From the pictures I think she’d be very much in the higher percentile of passing trans women if she was.

That doesn't suggest anything more than a fear that the family could be harassed if the identity is known.

They are likely correct. ATC advises PAT25 about the plane in its path, PAT25 acknowledges that he has the plane in sight and accepts visual separation.

It is likely (of course in time we'll know more) that PAT25 saw a different plane when it told ATC it had the traffic in sight.

Did ATC give a heading to signify which plane was in concern? Are they supposed to say something like "there is a plane in your path at your 1?"

There's a concept in reviewing events like this that there are typically multiple points of failure, and many things to change. There shouldn't be one single point of failure that could cause this, there are multiple things that went wrong here. (Even if the thing that went wrong here is, "not designing something with multiple points of failure".)

You can listen to the audio yourself :-)

No, they didn't give a heading, they just said "in your path, go under the CRJ"

And yes, in some sense, it's always swiss cheese, but in another valid sense there is a difference between failure of a primary safety mechanism and failure of a failsafe/mitigation.

All the news articles I've read state that air traffic control received no response from the helicopter when queried in the leadup to the crash, so that probably fuels the speculation.

This is wrong. Helicopter was communicating with tower. Tower was transmitting on VHF, and helicopter on UHF. There is no recording of helicopter yet because we only VHF ones now. Within a couple of days/weeks we’ll have recording including heli pilot responses.

The sober investigation is usually too late. First impressions matter.
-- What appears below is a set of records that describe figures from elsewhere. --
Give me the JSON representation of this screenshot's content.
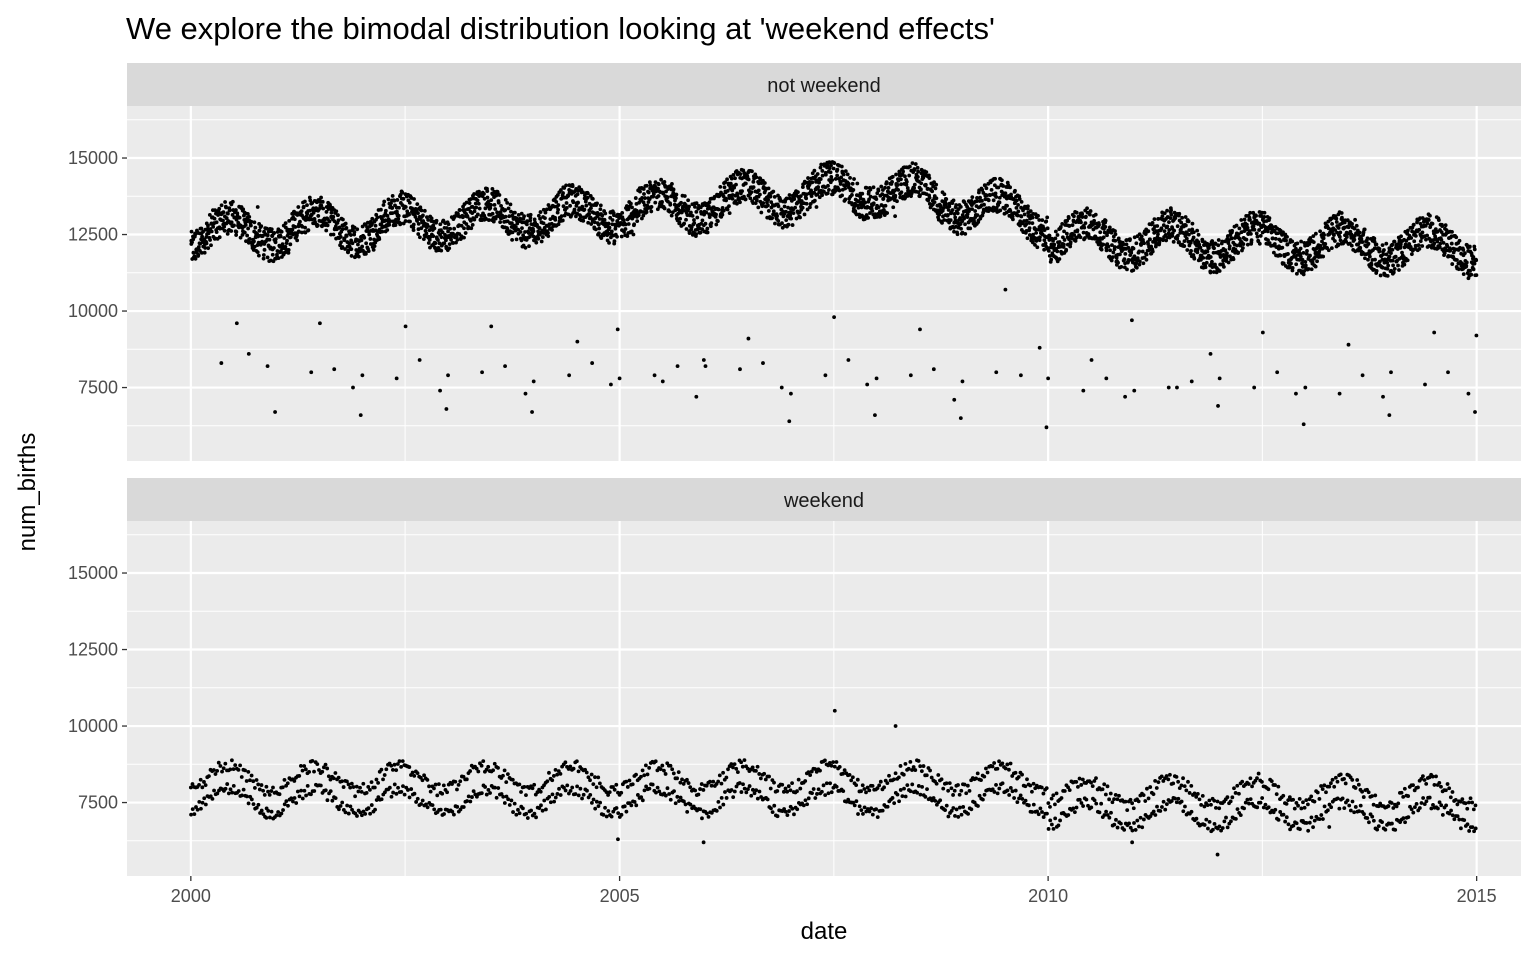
{
  "chart_data": {
    "type": "scatter",
    "title": "We explore the bimodal distribution looking at 'weekend effects'",
    "xlabel": "date",
    "ylabel": "num_births",
    "x_ticks": [
      "2000",
      "2005",
      "2010",
      "2015"
    ],
    "x_range": [
      "1999-04-04",
      "2015-07-09"
    ],
    "y_ticks": [
      7500,
      10000,
      12500,
      15000
    ],
    "ylim": [
      5100,
      16700
    ],
    "facets": [
      "not weekend",
      "weekend"
    ],
    "grid": true,
    "point_color": "#000000",
    "panel_background": "#ebebeb",
    "strip_background": "#d9d9d9",
    "series": [
      {
        "name": "not weekend",
        "points": [
          [
            "2000-01-03",
            12300
          ],
          [
            "2000-02-01",
            11800
          ],
          [
            "2000-03-15",
            12600
          ],
          [
            "2000-04-20",
            12900
          ],
          [
            "2000-05-10",
            8300
          ],
          [
            "2000-06-05",
            13200
          ],
          [
            "2000-07-15",
            9600
          ],
          [
            "2000-08-20",
            12900
          ],
          [
            "2000-09-04",
            8600
          ],
          [
            "2000-10-12",
            13400
          ],
          [
            "2000-11-23",
            8200
          ],
          [
            "2000-12-25",
            6700
          ],
          [
            "2001-01-15",
            12100
          ],
          [
            "2001-02-20",
            11900
          ],
          [
            "2001-03-12",
            12500
          ],
          [
            "2001-05-28",
            8000
          ],
          [
            "2001-07-04",
            9600
          ],
          [
            "2001-09-03",
            8100
          ],
          [
            "2001-10-08",
            12800
          ],
          [
            "2001-11-22",
            7500
          ],
          [
            "2001-12-25",
            6600
          ],
          [
            "2002-01-01",
            7900
          ],
          [
            "2002-02-18",
            12000
          ],
          [
            "2002-04-10",
            12600
          ],
          [
            "2002-05-27",
            7800
          ],
          [
            "2002-07-04",
            9500
          ],
          [
            "2002-09-02",
            8400
          ],
          [
            "2002-10-30",
            12800
          ],
          [
            "2002-11-28",
            7400
          ],
          [
            "2002-12-25",
            6800
          ],
          [
            "2003-01-01",
            7900
          ],
          [
            "2003-03-10",
            12400
          ],
          [
            "2003-05-26",
            8000
          ],
          [
            "2003-07-04",
            9500
          ],
          [
            "2003-09-01",
            8200
          ],
          [
            "2003-11-27",
            7300
          ],
          [
            "2003-12-25",
            6700
          ],
          [
            "2004-01-01",
            7700
          ],
          [
            "2004-03-15",
            12700
          ],
          [
            "2004-05-31",
            7900
          ],
          [
            "2004-07-05",
            9000
          ],
          [
            "2004-09-06",
            8300
          ],
          [
            "2004-11-25",
            7600
          ],
          [
            "2004-12-24",
            9400
          ],
          [
            "2005-01-01",
            7800
          ],
          [
            "2005-03-01",
            12500
          ],
          [
            "2005-05-30",
            7900
          ],
          [
            "2005-07-04",
            7700
          ],
          [
            "2005-09-05",
            8200
          ],
          [
            "2005-11-24",
            7200
          ],
          [
            "2005-12-26",
            8400
          ],
          [
            "2006-01-02",
            8200
          ],
          [
            "2006-04-15",
            13200
          ],
          [
            "2006-05-29",
            8100
          ],
          [
            "2006-07-04",
            9100
          ],
          [
            "2006-09-04",
            8300
          ],
          [
            "2006-11-23",
            7500
          ],
          [
            "2006-12-25",
            6400
          ],
          [
            "2007-01-01",
            7300
          ],
          [
            "2007-04-20",
            13400
          ],
          [
            "2007-05-28",
            7900
          ],
          [
            "2007-07-04",
            9800
          ],
          [
            "2007-09-03",
            8400
          ],
          [
            "2007-11-22",
            7600
          ],
          [
            "2007-12-25",
            6600
          ],
          [
            "2008-01-01",
            7800
          ],
          [
            "2008-03-20",
            13100
          ],
          [
            "2008-05-26",
            7900
          ],
          [
            "2008-07-04",
            9400
          ],
          [
            "2008-09-01",
            8100
          ],
          [
            "2008-11-27",
            7100
          ],
          [
            "2008-12-25",
            6500
          ],
          [
            "2009-01-01",
            7700
          ],
          [
            "2009-05-25",
            8000
          ],
          [
            "2009-07-03",
            10700
          ],
          [
            "2009-09-07",
            7900
          ],
          [
            "2009-11-26",
            8800
          ],
          [
            "2009-12-25",
            6200
          ],
          [
            "2010-01-01",
            7800
          ],
          [
            "2010-05-31",
            7400
          ],
          [
            "2010-07-05",
            8400
          ],
          [
            "2010-09-06",
            7800
          ],
          [
            "2010-11-25",
            7200
          ],
          [
            "2010-12-24",
            9700
          ],
          [
            "2011-01-03",
            7400
          ],
          [
            "2011-05-30",
            7500
          ],
          [
            "2011-07-04",
            7500
          ],
          [
            "2011-09-05",
            7700
          ],
          [
            "2011-11-24",
            8600
          ],
          [
            "2011-12-26",
            6900
          ],
          [
            "2012-01-02",
            7800
          ],
          [
            "2012-05-28",
            7500
          ],
          [
            "2012-07-04",
            9300
          ],
          [
            "2012-09-03",
            8000
          ],
          [
            "2012-11-22",
            7300
          ],
          [
            "2012-12-25",
            6300
          ],
          [
            "2013-01-01",
            7500
          ],
          [
            "2013-05-27",
            7300
          ],
          [
            "2013-07-04",
            8900
          ],
          [
            "2013-09-02",
            7900
          ],
          [
            "2013-11-28",
            7200
          ],
          [
            "2013-12-25",
            6600
          ],
          [
            "2014-01-01",
            8000
          ],
          [
            "2014-05-26",
            7600
          ],
          [
            "2014-07-04",
            9300
          ],
          [
            "2014-09-01",
            8000
          ],
          [
            "2014-11-27",
            7300
          ],
          [
            "2014-12-25",
            6700
          ],
          [
            "2014-12-31",
            9200
          ]
        ]
      },
      {
        "name": "weekend",
        "points": [
          [
            "2000-11-18",
            7000
          ],
          [
            "2004-12-25",
            6300
          ],
          [
            "2005-12-25",
            6200
          ],
          [
            "2007-07-07",
            10500
          ],
          [
            "2008-03-22",
            10000
          ],
          [
            "2010-12-25",
            6200
          ],
          [
            "2011-12-24",
            5800
          ],
          [
            "2012-12-22",
            6900
          ],
          [
            "2013-04-13",
            6700
          ]
        ]
      }
    ]
  }
}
You saw a very similar phenomenon re: the Grenfell tower in London, which burnt down and killed many poor immigrants living in it: the final report (produced 2 years later) primarily blamed the companies who supplied inflammable cladding while secretly faking the standard fire-safety tests. But the initial publicity blamed the local council, because it was Conservative, and the council didn’t realise how much they needed a good PR game until a few days in, when it was far too late.